Com ISS sobre streaming, consumidor deve pagar mais caro por serviços como Netflix

Após a edição da Lei Complementar (LC) nº 157, de 29 de dezembro de 2016, promulgada pelo presidente Michel Temer, atividades anteriormente não previstas como objeto de incidência do Imposto sobre Serviços (ISS) na lista de itens tributáveis da legislação anterior (LC n° 116/2003) passam a figurar como serviços passíveis de tributação. Entre esses, estão os serviços de streaming, além de atividades de armazenamento e hospedagem de conteúdo e elaboração de programas de computador, entre outros.

Como o ISS é de competência municipal, os municípios estão se adequando à nova regra. A Câmara Municipal de São Paulo aprovou e o prefeito João Doria (PSDB) promulgou, no último dia 14, a Lei nº 16.757/2017, que adequa a legislação do município à lei complementar federal.

Como consequência, serviços de streaming como Netflix e Spotify recolherão 2,9% de ISS. Streaming é a tecnologia que permite a transmissão de vídeos em tempo real.

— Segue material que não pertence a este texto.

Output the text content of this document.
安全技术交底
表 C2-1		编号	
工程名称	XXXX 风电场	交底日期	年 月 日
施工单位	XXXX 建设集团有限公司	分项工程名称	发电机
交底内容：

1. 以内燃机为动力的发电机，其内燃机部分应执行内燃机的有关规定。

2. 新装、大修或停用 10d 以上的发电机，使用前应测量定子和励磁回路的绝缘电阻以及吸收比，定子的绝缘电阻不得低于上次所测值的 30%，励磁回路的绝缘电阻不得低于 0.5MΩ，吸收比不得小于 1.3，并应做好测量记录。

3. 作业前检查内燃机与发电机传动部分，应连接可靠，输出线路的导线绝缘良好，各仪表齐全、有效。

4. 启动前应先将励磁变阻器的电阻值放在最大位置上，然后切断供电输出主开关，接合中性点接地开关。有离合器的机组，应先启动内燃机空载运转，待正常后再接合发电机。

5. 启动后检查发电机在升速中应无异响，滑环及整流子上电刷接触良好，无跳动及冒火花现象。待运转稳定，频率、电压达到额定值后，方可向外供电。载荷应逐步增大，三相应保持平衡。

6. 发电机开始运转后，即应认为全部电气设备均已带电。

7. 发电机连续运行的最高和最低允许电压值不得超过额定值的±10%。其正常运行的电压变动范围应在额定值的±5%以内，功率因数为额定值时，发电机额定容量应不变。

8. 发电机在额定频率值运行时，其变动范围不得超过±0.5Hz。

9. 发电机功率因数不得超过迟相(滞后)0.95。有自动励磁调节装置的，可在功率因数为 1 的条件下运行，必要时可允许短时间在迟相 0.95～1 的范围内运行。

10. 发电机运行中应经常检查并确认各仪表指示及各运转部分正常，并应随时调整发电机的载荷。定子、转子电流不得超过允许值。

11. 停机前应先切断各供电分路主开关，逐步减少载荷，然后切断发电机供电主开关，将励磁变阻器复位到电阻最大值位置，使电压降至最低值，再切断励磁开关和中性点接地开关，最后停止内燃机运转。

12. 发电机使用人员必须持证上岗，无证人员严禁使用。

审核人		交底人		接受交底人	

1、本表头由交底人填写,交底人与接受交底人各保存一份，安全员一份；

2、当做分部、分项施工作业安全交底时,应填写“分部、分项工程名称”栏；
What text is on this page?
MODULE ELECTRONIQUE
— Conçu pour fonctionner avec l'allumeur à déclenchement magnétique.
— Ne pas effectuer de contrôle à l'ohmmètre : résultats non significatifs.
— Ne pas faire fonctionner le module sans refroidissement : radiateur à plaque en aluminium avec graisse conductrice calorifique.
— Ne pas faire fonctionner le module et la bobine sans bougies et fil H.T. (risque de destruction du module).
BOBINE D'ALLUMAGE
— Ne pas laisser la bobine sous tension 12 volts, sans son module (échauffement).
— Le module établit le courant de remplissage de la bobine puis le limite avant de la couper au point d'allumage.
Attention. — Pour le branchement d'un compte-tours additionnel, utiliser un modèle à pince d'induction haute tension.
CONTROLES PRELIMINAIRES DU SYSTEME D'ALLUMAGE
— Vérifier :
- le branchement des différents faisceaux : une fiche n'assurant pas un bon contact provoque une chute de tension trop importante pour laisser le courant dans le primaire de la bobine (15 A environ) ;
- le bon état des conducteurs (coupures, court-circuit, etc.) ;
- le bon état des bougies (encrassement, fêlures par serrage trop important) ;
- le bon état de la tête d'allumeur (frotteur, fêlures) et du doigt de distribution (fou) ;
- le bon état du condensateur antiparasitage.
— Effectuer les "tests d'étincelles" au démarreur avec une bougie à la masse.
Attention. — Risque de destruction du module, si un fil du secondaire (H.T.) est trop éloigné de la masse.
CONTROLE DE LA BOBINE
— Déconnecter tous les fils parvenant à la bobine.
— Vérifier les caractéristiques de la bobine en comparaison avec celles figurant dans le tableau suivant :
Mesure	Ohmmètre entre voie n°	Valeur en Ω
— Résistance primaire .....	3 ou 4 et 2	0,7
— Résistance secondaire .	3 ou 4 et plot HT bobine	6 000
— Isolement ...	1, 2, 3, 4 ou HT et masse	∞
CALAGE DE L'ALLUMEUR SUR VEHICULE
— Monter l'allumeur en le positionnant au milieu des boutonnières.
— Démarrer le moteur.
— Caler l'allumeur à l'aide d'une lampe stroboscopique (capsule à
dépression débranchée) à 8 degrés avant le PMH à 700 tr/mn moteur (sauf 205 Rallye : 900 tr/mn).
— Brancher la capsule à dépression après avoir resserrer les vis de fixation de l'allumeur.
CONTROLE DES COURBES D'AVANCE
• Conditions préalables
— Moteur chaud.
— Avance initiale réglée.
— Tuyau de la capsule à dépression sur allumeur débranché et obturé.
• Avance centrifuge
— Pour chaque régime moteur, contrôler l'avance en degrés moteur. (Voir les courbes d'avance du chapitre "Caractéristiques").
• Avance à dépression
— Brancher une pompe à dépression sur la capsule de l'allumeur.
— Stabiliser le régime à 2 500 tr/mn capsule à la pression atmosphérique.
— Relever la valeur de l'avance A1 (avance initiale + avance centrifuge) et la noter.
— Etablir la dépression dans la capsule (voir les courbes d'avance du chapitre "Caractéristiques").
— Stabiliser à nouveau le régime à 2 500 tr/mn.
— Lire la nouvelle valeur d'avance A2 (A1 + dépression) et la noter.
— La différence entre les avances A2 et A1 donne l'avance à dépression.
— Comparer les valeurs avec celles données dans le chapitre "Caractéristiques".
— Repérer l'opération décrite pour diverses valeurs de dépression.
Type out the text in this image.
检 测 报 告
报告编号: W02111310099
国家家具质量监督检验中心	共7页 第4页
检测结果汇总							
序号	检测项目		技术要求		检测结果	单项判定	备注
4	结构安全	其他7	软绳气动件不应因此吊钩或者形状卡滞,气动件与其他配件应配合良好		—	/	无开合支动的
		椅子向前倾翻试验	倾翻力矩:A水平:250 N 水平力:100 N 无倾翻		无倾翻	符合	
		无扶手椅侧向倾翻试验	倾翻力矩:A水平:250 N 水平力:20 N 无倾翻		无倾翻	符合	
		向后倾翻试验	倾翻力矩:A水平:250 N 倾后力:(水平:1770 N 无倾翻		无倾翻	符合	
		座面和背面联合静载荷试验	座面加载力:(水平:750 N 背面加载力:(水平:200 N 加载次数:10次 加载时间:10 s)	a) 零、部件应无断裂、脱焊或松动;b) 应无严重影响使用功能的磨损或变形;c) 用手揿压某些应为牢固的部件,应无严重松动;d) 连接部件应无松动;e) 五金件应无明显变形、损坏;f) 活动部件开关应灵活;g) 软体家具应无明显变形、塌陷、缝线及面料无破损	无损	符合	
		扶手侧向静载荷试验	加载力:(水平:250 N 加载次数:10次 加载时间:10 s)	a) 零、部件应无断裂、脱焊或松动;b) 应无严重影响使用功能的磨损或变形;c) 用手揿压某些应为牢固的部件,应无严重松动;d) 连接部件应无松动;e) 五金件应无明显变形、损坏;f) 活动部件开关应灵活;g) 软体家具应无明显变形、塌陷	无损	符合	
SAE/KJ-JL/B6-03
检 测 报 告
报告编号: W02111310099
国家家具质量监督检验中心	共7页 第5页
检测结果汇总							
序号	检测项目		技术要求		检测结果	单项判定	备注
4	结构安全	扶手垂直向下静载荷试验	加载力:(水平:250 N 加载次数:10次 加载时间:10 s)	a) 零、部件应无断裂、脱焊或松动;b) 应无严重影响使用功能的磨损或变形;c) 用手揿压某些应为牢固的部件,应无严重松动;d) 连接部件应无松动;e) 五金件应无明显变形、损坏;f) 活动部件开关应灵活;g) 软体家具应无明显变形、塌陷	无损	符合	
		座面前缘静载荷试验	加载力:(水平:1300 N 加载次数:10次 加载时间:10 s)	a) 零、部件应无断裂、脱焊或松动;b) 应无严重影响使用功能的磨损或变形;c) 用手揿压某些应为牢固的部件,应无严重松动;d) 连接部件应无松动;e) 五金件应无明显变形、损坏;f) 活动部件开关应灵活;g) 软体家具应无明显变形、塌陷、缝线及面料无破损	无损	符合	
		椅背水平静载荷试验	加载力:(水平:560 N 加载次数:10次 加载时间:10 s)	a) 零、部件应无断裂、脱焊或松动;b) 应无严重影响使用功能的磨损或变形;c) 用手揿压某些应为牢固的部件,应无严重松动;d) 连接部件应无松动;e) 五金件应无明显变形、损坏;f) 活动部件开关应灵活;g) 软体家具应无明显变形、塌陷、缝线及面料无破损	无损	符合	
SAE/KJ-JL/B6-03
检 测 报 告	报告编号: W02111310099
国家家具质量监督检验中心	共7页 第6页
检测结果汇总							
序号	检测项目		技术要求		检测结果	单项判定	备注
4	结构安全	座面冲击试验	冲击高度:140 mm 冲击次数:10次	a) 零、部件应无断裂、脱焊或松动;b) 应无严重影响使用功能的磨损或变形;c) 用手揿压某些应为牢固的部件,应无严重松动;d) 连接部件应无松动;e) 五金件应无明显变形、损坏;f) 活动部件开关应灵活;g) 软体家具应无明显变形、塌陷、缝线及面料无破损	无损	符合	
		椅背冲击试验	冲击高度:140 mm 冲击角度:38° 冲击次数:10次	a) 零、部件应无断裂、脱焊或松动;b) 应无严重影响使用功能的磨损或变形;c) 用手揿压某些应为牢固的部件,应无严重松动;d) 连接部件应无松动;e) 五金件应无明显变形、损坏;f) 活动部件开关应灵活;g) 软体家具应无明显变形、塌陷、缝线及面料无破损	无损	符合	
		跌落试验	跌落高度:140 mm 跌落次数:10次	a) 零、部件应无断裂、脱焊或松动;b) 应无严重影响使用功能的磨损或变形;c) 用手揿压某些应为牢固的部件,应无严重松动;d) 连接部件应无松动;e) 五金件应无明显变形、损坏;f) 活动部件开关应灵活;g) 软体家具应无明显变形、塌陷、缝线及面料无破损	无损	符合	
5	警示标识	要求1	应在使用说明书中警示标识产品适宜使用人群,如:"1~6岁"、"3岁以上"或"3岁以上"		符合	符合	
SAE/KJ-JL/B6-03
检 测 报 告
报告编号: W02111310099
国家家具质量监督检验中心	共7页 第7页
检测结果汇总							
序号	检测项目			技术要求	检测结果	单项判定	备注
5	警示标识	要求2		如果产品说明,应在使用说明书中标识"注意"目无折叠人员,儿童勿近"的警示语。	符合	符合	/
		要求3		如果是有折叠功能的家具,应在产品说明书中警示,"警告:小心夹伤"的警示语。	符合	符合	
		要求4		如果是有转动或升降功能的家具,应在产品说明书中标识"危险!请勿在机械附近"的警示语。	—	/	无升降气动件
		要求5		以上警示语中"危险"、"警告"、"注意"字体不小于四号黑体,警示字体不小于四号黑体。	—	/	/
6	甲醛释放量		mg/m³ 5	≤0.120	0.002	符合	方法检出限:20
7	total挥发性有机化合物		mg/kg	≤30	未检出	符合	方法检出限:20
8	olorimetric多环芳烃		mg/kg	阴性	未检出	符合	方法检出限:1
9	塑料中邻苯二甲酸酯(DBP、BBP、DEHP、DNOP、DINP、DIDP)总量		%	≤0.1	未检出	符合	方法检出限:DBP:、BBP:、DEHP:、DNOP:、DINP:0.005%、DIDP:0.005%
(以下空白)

Quem pagará os custos da nova carga tributária certamente será o consumidor desses e outros serviços que se utilizam da tecnologia.

“É mais um aumento de carga tributária para os contribuintes, e seguramente vai ser repassada ao usuário”, afirma Mauro Hidalgo, auditor fiscal da prefeitura municipal de Porto Alegre e presidente da Associação Gaúcha de Auditores e Fiscais de Tributos Municipais (Agafim). “É uma tributação de consumo dos serviços, que acaba cada vez mais onerando a carga tributária do Brasil.”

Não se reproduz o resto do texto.